Recommended Workflow

  1. Choose the data source. Upload a workbook or use the default actual workbook already in the project folder.
  2. Click Load Population so the app can read the data, detect fields, and populate country and age-group filters.
  3. Set the monitoring period, filters, energy basis, sampling methods, stratification variables, confidence level, precision target, sample fractions, and iteration count.
  4. Click Run Simulation to estimate how well each tested sample size reproduces the full-population census total.
  5. Use Decision Summary, charts, and exports to support the recommended monitoring sample size.

Key Inputs

Monitoring period: defines the period for observed energy estimation. For the default prorated method, energy is counted only where the device was delivered before the period ends and the data are observed before the refresh cutoff.

Energy basis: defaults to prorated monitoring-period energy, calculated from average kWh per day multiplied by overlap days. The app does not extrapolate energy beyond the dataset refresh date.

Age group / vintage: is calculated from delivery date to the Age group as of date. The app limits this date to the dataset refresh date so age is not projected beyond the available data.

Stratify by: allows country, region, age group, or combinations of these variables. Stratification is most useful when groups have materially different energy-use patterns.

Precision target: is the acceptable relative error threshold, such as +/-5% of the true census total.

Iterations: control how many repeated samples are drawn. More iterations produce more stable simulation results but take longer.

How to Read the Results

Bias: shows whether sampled estimates are systematically high or low. Values close to zero indicate unbiased estimation.

Relative RMSE: summarizes typical percentage estimation error across simulations. Lower values mean more precise estimates.

Coverage: shows how often confidence intervals contain the true census total. At 90% confidence, coverage should be close to 90%.

Success rate: shows how often sampled estimates fall within the selected precision target.

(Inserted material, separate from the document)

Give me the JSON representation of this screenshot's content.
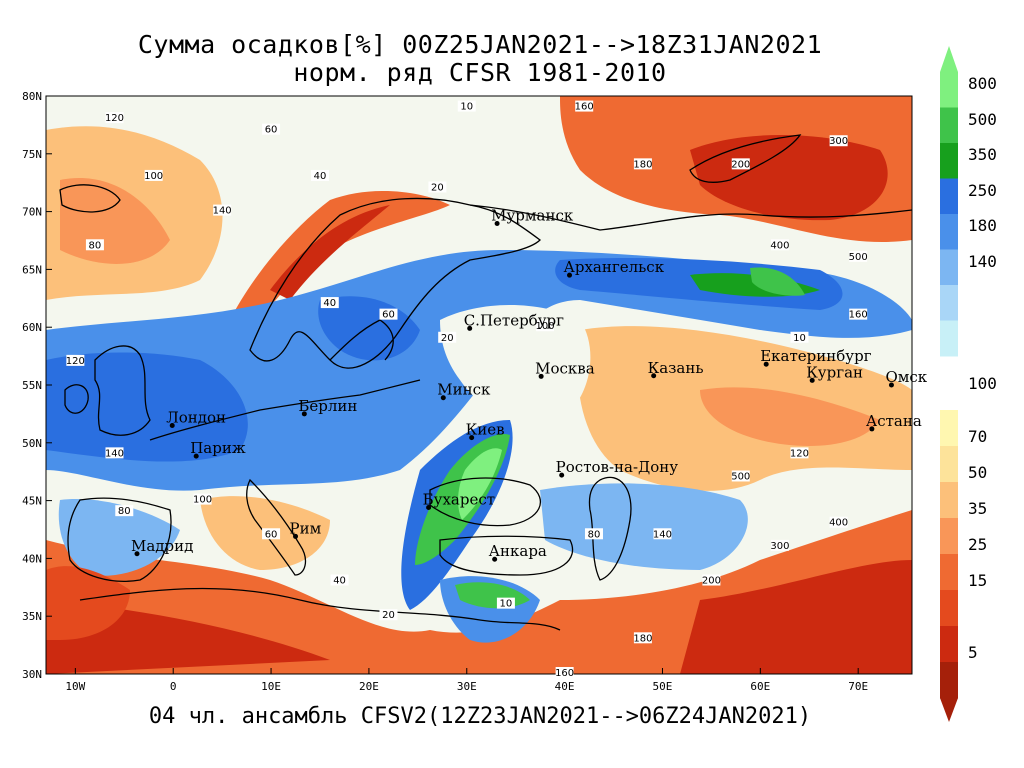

Average relative precision: is the average confidence-interval half-width as a percentage of the estimate.

Cost savings: compares the sampled monitoring cost with 100% monitoring under the selected cost assumptions.

Sparse stratification warning: appears when the selected stratification creates strata with too few sampled units. In that case, consider larger sample fractions or fewer stratification variables before relying on stratified precision.

Decision Rule

The recommended sample size is the smallest tested design that meets the precision target, achieves the required success rate, and has empirical coverage close to the selected confidence level.



              











            

Energy Basis

Default prorated monitoring-period energy, capped at data refresh:

$$observed\_end_i = \min(refresh\_date_i, monitoring\_period\_end)$$ $$overlap\_start_i = \max(delivery\_date_i, monitoring\_period\_start)$$ $$overlap\_days_i = \max(0, observed\_end_i - overlap\_start_i + 1)$$ $$y_i = avg\_kwh\_per\_day_i \times overlap\_days_i$$

Core Estimators

Simple random sampling total estimator:

$$\hat{T} = N\bar{y}_s$$

Finite-population standard error for SRS:

$$SE(\hat{T}) = N\sqrt{\left(1 - \frac{n}{N}\right)\frac{s_s^2}{n}}$$

Stratified total estimator:

$$\hat{T}_{strat} = \sum_h N_h\bar{y}_h$$

Stratified variance estimator:

$$\widehat{Var}(\hat{T}_{strat}) = \sum_h N_h^2\left(1 - \frac{n_h}{N_h}\right)\frac{s_h^2}{n_h}$$

Neyman allocation:

$$n_h = n\frac{N_hS_h}{\sum_h N_hS_h}$$

Monte Carlo Metrics

Relative bias:

$$100\times\frac{E(\hat{T}) - T}{T}$$

Relative RMSE:

$$100\times\frac{\sqrt{E[(\hat{T} - T)^2]}}{T}$$

Coverage probability:

$$100\times P(L \leq T \leq U)$$

Success rate within target precision p:

$$100\times P\left(\frac{|\hat{T} - T|}{T} \leq p\right)$$

Conservative lower confidence bound:

$$LCB = \hat{T} - t_{1-\alpha/2,df}\times SE(\hat{T})$$